O rosto triste de “La Mimo” multiplicou-se em milhares de cronologias e posts nas redes sociais. Artista de rua, 36 anos, como muitos outros compatriotas chilenos manifestava-se contra as políticas governamentais que tinham tornado cada vez mais difícil sobreviver e se rebelavam contra os custos dos serviços públicos. Presa pelas forças policiais foi torturada, violada e enforcada.
Poucos dias depois, foi o rosto de Albertina Martinez Burgos que apareceu. Fotógrafa dos protestos, apareceu esfaqueada e com sinais de violência. Todo o seu material de trabalho desapareceu. As imagens que tinha conseguido captar eram altamente comprometedoras porque eram a prova da brutalidade e dos abusos da polícia.
As fotografias de La Mimi e de Albertina são as imagens mais recentes, as que ainda persistem na nossa memória. Na voragem da informação que diariamente consumimos, apagamos imagens, embotamos os sentidos, apagamos a memória, esquecemos, passamos à notícia seguinte. Ou não. Há que parar se queremos barrar o passo a este manto de esquecimento que os poderosos nos querem impôr. Como podemos deixar no silêncio e esquecimento aquelas/aqueles que são vítimas da perseguição do Estado, aquelas/aqueles que ousam lutar por uma vida decente, de liberdade, de igualdade, de justiça, de paz?
Começámos estes 16 dias de activismo lembrando as irmãs Mirabal mortas pelo ditador Trujillo em 1960, no dia 25 de Novembro: Pátria, Minerva e Maria Teresa. Quando as mulheres são incómodas ao poder, o poder trata de as apagar.

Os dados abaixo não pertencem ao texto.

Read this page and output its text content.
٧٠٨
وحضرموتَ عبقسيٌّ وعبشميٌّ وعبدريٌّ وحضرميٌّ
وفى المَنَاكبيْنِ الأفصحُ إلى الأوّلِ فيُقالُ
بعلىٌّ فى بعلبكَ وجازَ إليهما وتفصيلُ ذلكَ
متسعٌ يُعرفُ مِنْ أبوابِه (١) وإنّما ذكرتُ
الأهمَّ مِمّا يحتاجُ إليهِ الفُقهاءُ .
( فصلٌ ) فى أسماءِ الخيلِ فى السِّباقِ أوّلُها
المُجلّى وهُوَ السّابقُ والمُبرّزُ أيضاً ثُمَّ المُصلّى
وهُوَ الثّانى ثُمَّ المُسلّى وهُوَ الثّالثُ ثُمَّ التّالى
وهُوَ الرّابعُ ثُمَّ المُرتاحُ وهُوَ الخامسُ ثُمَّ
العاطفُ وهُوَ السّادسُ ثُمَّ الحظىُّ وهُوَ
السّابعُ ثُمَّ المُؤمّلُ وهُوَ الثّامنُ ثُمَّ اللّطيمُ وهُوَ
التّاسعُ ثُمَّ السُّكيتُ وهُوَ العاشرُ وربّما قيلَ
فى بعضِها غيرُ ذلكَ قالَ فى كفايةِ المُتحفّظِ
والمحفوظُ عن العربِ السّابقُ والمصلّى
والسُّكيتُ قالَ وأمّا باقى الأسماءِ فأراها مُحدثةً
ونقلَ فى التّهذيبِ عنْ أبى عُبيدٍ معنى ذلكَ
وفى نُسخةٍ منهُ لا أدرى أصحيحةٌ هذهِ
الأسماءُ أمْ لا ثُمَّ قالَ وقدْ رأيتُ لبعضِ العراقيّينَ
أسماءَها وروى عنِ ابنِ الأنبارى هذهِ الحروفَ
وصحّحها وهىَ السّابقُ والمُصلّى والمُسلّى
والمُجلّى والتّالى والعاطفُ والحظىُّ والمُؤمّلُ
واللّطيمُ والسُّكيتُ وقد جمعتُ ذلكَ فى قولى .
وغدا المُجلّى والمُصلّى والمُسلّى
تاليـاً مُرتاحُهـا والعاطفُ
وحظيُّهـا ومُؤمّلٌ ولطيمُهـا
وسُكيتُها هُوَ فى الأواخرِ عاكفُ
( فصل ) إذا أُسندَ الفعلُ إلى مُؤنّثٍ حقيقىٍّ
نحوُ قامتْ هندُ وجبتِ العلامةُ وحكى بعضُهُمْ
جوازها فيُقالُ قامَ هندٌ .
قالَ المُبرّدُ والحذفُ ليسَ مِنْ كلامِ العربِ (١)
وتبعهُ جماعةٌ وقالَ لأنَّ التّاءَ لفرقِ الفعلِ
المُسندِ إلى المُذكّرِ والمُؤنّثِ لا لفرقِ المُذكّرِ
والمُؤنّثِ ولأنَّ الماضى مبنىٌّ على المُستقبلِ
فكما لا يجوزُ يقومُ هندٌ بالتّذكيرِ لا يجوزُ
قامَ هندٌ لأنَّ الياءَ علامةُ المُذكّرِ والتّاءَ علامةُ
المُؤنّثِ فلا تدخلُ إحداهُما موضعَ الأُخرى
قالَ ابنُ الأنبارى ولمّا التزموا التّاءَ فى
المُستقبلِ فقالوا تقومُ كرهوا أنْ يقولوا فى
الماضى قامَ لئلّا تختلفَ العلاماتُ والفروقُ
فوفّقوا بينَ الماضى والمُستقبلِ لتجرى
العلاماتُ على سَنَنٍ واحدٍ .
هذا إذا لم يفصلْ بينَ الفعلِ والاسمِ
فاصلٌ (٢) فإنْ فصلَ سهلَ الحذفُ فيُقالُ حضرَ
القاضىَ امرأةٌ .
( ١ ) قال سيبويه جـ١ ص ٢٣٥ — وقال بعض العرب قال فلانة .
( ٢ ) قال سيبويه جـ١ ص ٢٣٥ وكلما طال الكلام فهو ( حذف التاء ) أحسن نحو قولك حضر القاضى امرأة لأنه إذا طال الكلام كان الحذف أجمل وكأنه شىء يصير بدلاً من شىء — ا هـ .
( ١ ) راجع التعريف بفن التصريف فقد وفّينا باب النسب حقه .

Quem esquece Marielle Franco assassinada a 14 de março do ano passado? Marielle assassinada com quatro tiros na cabeça. Quase dois anos depois, ainda não se sabe quem a matou… sabe-se que ela Marielle, como muitas outras Marielles, activistas em todo o mundo contra a injustiça e a desigualdade, contra a pobreza e a exclusão, que dedicaram as suas vidas a lutar por um mundo melhor, são o alvo do poder patriarcal, são o alvo das ditaduras que não toleram democracia, igualdade, justiça social. Marielle sintetizava essa energia transformadora e libertadora do seu povo das favelas, do povo explorado, excluído, discriminado. Orgulhosamente feminista, favelada, lésbica, política.
No dia 9 de Janeiro de 2013, três mulheres activistas curdas foram encontradas mortas, com ferimentos de balas no pescoço e no peito, no Centro de Informação do Curdistão em Paris. Sakine Cansiz, co-fundadora do Partido dos Trabalhadores do Curdistão (PKK), Fidan Dogan, membro do Congresso Nacional do Curdistão e Leyla Soylemez, uma jovem activista curda, foram mortas numa altura em que o governo turco teria de recomeçar as negociações de paz com o líder curdo Abudallah Ocalan.
No dia 5 de Janeiro de 2016, de novo três activistas curdas foram mortas durante uma busca efectuada pelas autoridades turcas no bairro de Yeşiltepe, no norte do Curdistão. Séve Demir, organizadora do arranque da Caravana Feminista – IV Acção Internacional da Marcha Mundial das Mulheres – e membro do Partido Democrático das Regiões (BDP), tinha passado 15 anos na prisão e sobreviveu a 68 dias de greve de fome; Pakize Nayir, Vice-presidente da Assembleia Popular de Silopi; e Fatma Uyar, membro da União de Libertação das Mulheres.
Os assassinatos das activistas curdas, que dedicaram as suas vidas lutando pela liberdade e emancipação das mulheres, revelam a brutalidade do governo turco contra o povo curdo e a sua falta de vontade em alcançar qualquer acordo de paz. Para lembrá-las, a Marcha Mundial das Mulheres inscreve anualmente no seu calendário de acções o dia 9 de Janeiro como um dia para lembrar todas as companheiras que lutam por um mundo melhor.
Este humilde texto quis lembrá-las, pelo menos lembrar algumas e homenageá-las pela sua coragem, por terem ousado ir contra a corrente, quando o desequilíbrio de forças era demasiado grande. Mostrar-lhes o rosto, para que nos recordemos que eram como nós: sorriam, tinham sonhos, eram optimistas, inconformistas, lutadoras e poderosas. A nossa obrigação é não esquecê-las, não deixar que sejam esquecidas.